EL TEDEUM DEL 25 DE MAYO DEJÓ UN MENSAJE INCÓMODO PARA EL GOBIERNO: CRÍTICAS, TENSIÓN Y UNA IGLESIA QUE VOLVIÓ A HABLAR DE LOS QUE QUEDAN AFUERA

El tradicional Tedeum del 25 de Mayo volvió a convertirse en mucho más que una ceremonia religiosa. Lo que debía ser una jornada de celebración patria terminó exponiendo un fuerte clima de tensión política, cuestionamientos sociales y mensajes dirigidos de manera directa al gobierno de Javier Milei.
En una Argentina golpeada por el ajuste, la caída del consumo, los despidos y el deterioro del poder adquisitivo, las palabras pronunciadas durante la ceremonia resonaron con fuerza dentro y fuera de la Catedral Metropolitana. El mensaje fue claro: hay preocupación por el rumbo social del país y por el impacto humano de las políticas económicas.
Aunque sin nombrarlo de manera explícita en algunos pasajes, las críticas apuntaron al modelo económico impulsado por la Casa Rosada. El reclamo por “más sensibilidad social”, “diálogo” y “unidad nacional” fue leído por gran parte del arco político como una advertencia institucional frente al creciente malestar que atraviesa amplios sectores de la sociedad.
La imagen también habló por sí sola.

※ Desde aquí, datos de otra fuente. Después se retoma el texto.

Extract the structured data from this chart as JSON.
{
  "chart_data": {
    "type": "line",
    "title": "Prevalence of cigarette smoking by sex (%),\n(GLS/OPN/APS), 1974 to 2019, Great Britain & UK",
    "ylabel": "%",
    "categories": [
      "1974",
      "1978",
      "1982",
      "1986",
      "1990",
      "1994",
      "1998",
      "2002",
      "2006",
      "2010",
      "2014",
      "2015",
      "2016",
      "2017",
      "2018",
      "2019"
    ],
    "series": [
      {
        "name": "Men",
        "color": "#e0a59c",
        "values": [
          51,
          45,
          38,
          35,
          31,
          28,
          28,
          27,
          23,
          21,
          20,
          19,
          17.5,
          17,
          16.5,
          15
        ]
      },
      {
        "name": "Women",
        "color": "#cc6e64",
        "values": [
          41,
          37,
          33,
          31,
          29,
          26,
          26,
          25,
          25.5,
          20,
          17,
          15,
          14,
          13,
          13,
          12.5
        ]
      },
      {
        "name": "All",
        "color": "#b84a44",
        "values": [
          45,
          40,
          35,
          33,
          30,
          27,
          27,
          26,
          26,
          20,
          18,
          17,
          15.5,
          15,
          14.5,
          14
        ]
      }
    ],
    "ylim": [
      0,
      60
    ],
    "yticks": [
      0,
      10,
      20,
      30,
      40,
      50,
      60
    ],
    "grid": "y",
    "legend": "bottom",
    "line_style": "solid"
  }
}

Funcionarios con gestos serios, miradas incómodas y una relación cada vez más fría entre sectores de la Iglesia y el oficialismo dejaron en evidencia que el vínculo atraviesa uno de sus momentos más tensos desde la llegada de Milei al poder.

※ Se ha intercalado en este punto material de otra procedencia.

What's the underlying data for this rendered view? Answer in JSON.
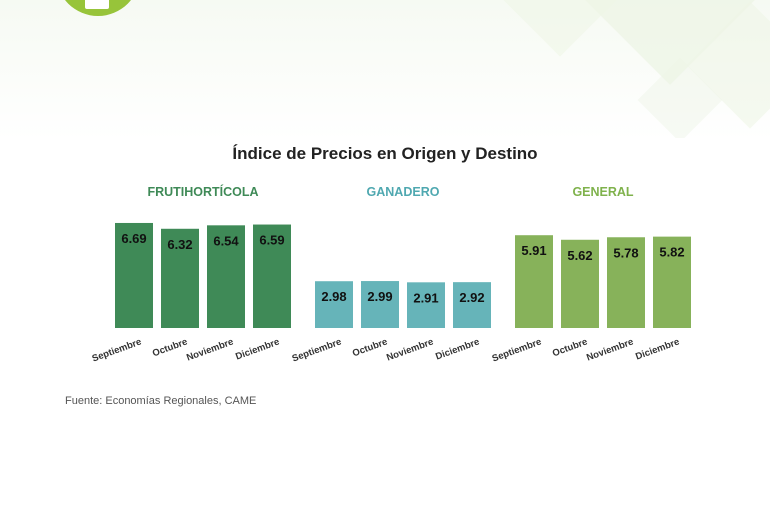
{
  "chart_data": {
    "type": "bar",
    "title": "Índice de Precios en Origen y Destino",
    "xlabel": "",
    "ylabel": "",
    "ylim": [
      0,
      7
    ],
    "grid": false,
    "legend": "none",
    "groups": [
      {
        "name": "FRUTIHORTÍCOLA",
        "label_color": "#3f8a57",
        "bar_color": "#3f8a57",
        "categories": [
          "Septiembre",
          "Octubre",
          "Noviembre",
          "Diciembre"
        ],
        "values": [
          6.69,
          6.32,
          6.54,
          6.59
        ],
        "value_labels": [
          "6.69",
          "6.32",
          "6.54",
          "6.59"
        ]
      },
      {
        "name": "GANADERO",
        "label_color": "#4fa8b0",
        "bar_color": "#66b4b9",
        "categories": [
          "Septiembre",
          "Octubre",
          "Noviembre",
          "Diciembre"
        ],
        "values": [
          2.98,
          2.99,
          2.91,
          2.92
        ],
        "value_labels": [
          "2.98",
          "2.99",
          "2.91",
          "2.92"
        ]
      },
      {
        "name": "GENERAL",
        "label_color": "#7fb24c",
        "bar_color": "#87b25a",
        "categories": [
          "Septiembre",
          "Octubre",
          "Noviembre",
          "Diciembre"
        ],
        "values": [
          5.91,
          5.62,
          5.78,
          5.82
        ],
        "value_labels": [
          "5.91",
          "5.62",
          "5.78",
          "5.82"
        ]
      }
    ],
    "source": "Fuente: Economías Regionales, CAME"
  },
  "colors": {
    "title": "#222222",
    "value_text": "#111111",
    "tick_text": "#333333",
    "badge": "#97c43a"
  }
}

El Tedeum dejó además una escena política inevitable: mientras el Gobierno insiste en mostrar indicadores macroeconómicos como señal de recuperación, desde distintos sectores sociales y religiosos advierten que la realidad cotidiana sigue siendo crítica para millones de argentinos.
La Iglesia volvió a poner sobre la mesa temas que el oficialismo intenta relativizar: el aumento de la pobreza, la crisis alimentaria, la situación de los jubilados y el deterioro de la clase media. No fue un mensaje menor. Mucho menos en una fecha cargada de simbolismo histórico y político.

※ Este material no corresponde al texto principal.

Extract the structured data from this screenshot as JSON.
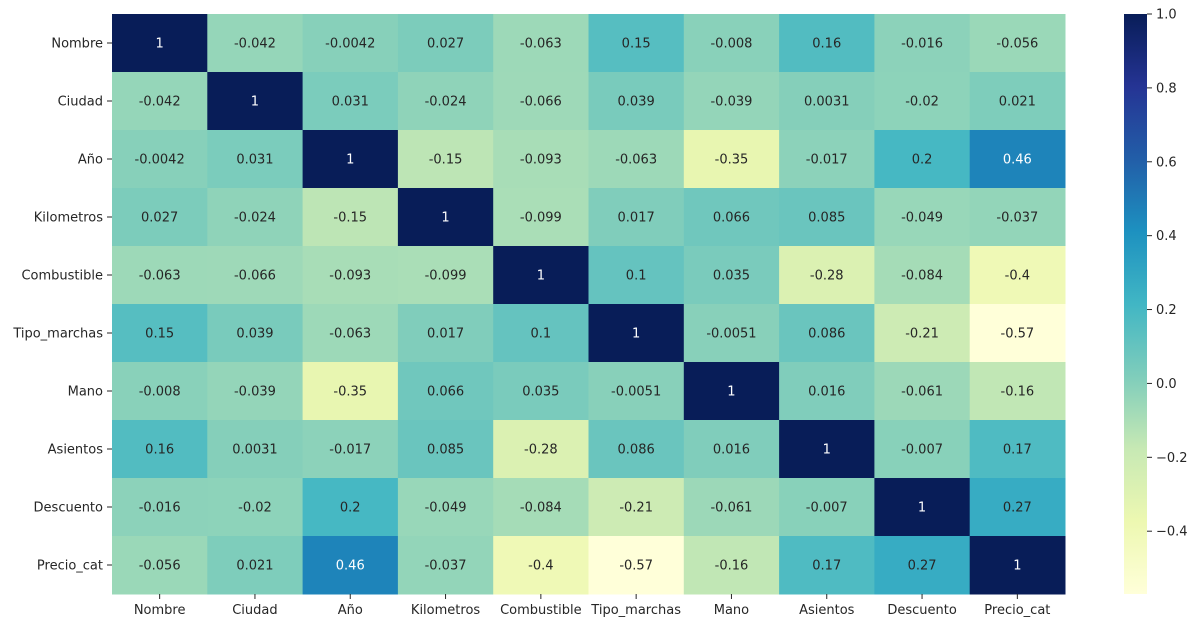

Detrás del discurso religioso apareció una discusión mucho más profunda: ¿hasta dónde puede avanzar un ajuste económico sin romper el tejido social?

En ese contexto, el Tedeum del 25 de Mayo terminó funcionando como una postal incómoda para el Gobierno nacional. Porque más allá de los aplausos protocolares y las formalidades institucionales, quedó flotando una sensación difícil de ocultar: incluso sectores históricamente prudentes empiezan a marcar distancia frente a las consecuencias sociales del modelo libertario.
Y cuando las críticas ya no llegan solamente desde la oposición política, sino también desde ámbitos religiosos e institucionales, el mensaje adquiere otro peso. Uno que en la Casa Rosada ya no pueden ignorar.